StonyBook is a research effort to computationally analyze large corpora of novels, to develop new natural language processing (NLP) tools suitable for working with long texts, new data science/visualization techniques to better understand the historical/cultural evolution of what we read and write.
This repository contains code for the Stony Book annotation pipeline. Our analysis artifacts are available at https://stonybook.org/.
- Optional but recommended: Create a new Anaconda environment. Install Anaconda, and create a new environment:
conda create --name stonybook_env python=3.7
conda activate stonybook_env
- Download the StonyBook package
git clone https://github.com/sbu-dsl/stonybook.git
- Install the package
pip install ./stonybook
In each of the following, the output directory will contain a final annotated XML named character_coref_annotated.xml
.
StonyBook can process single or multiple Project Gutenberg text files.

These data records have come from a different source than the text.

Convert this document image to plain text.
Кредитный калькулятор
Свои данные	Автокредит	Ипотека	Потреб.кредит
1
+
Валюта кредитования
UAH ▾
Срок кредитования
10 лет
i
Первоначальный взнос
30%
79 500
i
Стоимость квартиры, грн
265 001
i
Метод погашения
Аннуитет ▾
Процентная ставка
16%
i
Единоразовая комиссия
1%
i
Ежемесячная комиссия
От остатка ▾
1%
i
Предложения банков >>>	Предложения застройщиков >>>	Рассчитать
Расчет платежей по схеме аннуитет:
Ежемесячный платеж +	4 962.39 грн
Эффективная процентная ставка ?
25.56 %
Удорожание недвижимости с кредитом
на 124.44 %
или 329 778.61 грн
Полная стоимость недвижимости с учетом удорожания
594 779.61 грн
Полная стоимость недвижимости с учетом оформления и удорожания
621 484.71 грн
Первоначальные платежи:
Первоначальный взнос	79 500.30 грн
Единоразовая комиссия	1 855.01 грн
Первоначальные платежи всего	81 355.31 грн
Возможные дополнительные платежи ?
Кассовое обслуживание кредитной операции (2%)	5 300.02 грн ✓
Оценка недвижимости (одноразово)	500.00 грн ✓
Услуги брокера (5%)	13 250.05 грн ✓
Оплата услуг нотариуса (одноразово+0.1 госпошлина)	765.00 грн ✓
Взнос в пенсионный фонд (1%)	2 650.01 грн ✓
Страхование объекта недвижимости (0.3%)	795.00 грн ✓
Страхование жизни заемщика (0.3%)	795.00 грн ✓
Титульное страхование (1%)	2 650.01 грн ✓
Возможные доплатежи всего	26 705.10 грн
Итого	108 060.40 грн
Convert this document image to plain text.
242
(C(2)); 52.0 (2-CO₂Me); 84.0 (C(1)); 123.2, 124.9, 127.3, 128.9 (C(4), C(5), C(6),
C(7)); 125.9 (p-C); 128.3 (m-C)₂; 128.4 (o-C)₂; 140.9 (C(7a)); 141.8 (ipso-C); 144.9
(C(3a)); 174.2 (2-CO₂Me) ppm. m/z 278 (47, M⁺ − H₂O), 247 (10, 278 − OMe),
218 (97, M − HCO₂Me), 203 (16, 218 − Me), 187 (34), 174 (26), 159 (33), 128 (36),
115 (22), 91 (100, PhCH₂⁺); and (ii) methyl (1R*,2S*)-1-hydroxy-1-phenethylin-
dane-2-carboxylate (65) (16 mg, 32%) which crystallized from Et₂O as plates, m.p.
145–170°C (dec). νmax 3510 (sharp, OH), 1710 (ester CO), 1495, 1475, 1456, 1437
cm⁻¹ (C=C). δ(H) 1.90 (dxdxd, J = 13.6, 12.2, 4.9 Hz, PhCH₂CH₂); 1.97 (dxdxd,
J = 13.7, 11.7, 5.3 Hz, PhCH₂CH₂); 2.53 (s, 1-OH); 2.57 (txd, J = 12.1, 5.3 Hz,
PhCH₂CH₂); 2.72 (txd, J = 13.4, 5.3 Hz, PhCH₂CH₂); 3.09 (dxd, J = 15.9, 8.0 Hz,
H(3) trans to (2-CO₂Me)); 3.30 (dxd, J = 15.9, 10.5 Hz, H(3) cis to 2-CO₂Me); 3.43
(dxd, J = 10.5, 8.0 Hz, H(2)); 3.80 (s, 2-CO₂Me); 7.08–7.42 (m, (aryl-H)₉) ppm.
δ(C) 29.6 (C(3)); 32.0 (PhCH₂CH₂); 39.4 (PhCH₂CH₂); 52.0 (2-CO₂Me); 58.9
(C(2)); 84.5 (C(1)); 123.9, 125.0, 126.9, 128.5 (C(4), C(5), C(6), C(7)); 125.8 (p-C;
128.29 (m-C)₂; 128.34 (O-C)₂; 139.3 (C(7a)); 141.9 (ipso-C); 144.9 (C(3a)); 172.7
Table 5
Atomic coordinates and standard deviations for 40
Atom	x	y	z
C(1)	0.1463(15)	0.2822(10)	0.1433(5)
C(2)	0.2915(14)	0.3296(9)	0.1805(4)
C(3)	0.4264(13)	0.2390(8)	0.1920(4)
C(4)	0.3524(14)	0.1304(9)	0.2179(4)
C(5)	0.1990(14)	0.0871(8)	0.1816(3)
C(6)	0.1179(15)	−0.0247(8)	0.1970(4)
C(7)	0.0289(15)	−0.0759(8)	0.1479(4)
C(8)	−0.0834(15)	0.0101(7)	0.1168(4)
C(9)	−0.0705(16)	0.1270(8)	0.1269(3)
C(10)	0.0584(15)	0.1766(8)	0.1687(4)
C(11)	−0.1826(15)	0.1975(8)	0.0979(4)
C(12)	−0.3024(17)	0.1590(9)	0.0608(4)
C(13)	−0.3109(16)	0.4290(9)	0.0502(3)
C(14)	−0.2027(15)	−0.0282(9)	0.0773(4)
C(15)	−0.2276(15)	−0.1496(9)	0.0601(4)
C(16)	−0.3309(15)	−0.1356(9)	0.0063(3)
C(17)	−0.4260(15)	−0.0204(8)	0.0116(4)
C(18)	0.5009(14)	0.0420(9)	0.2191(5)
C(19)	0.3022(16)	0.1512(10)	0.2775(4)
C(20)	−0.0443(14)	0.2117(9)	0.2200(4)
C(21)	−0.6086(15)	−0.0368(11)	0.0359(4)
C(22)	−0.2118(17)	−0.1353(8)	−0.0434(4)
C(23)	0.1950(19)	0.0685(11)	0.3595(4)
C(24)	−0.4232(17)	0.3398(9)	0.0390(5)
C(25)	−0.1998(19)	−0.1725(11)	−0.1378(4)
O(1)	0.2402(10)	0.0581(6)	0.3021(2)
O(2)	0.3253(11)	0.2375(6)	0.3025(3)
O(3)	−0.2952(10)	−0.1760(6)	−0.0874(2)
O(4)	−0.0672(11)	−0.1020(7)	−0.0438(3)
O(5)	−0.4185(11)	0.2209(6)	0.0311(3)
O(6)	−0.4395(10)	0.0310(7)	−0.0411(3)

For example, to process 'Oliver Twist' (Gutenberg ID 730)
from stonybook.process import process_single_gutenberg
input_txt_file = 'path/to/gutenberg/data/730.txt'
output_dir = 'path/to/output/dir'
# To annotate using CoreNLP
process_single_gutenberg(input_txt_file, output_dir, annot_lib='corenlp')
# To annotate using SpaCy
process_single_gutenberg(input_txt_file, output_dir, annot_lib='spacy')
from stonybook.process import process_batch_gutenberg
input_txt_files = ['path/to/gutenberg/data/730.txt', 'path/to/gutenberg/data/64317.txt', 'path/to/gutenberg/data/37106.txt']
output_dir = 'path/to/output/dir'
# To annotate using CoreNLP
process_batch_gutenberg(input_txt_files, output_dir, annot_lib='corenlp', num_threads=3)
# To annotate using SpaCy
process_batch_gutenberg(input_txt_files, output_dir, annot_lib='spacy', num_threads=3)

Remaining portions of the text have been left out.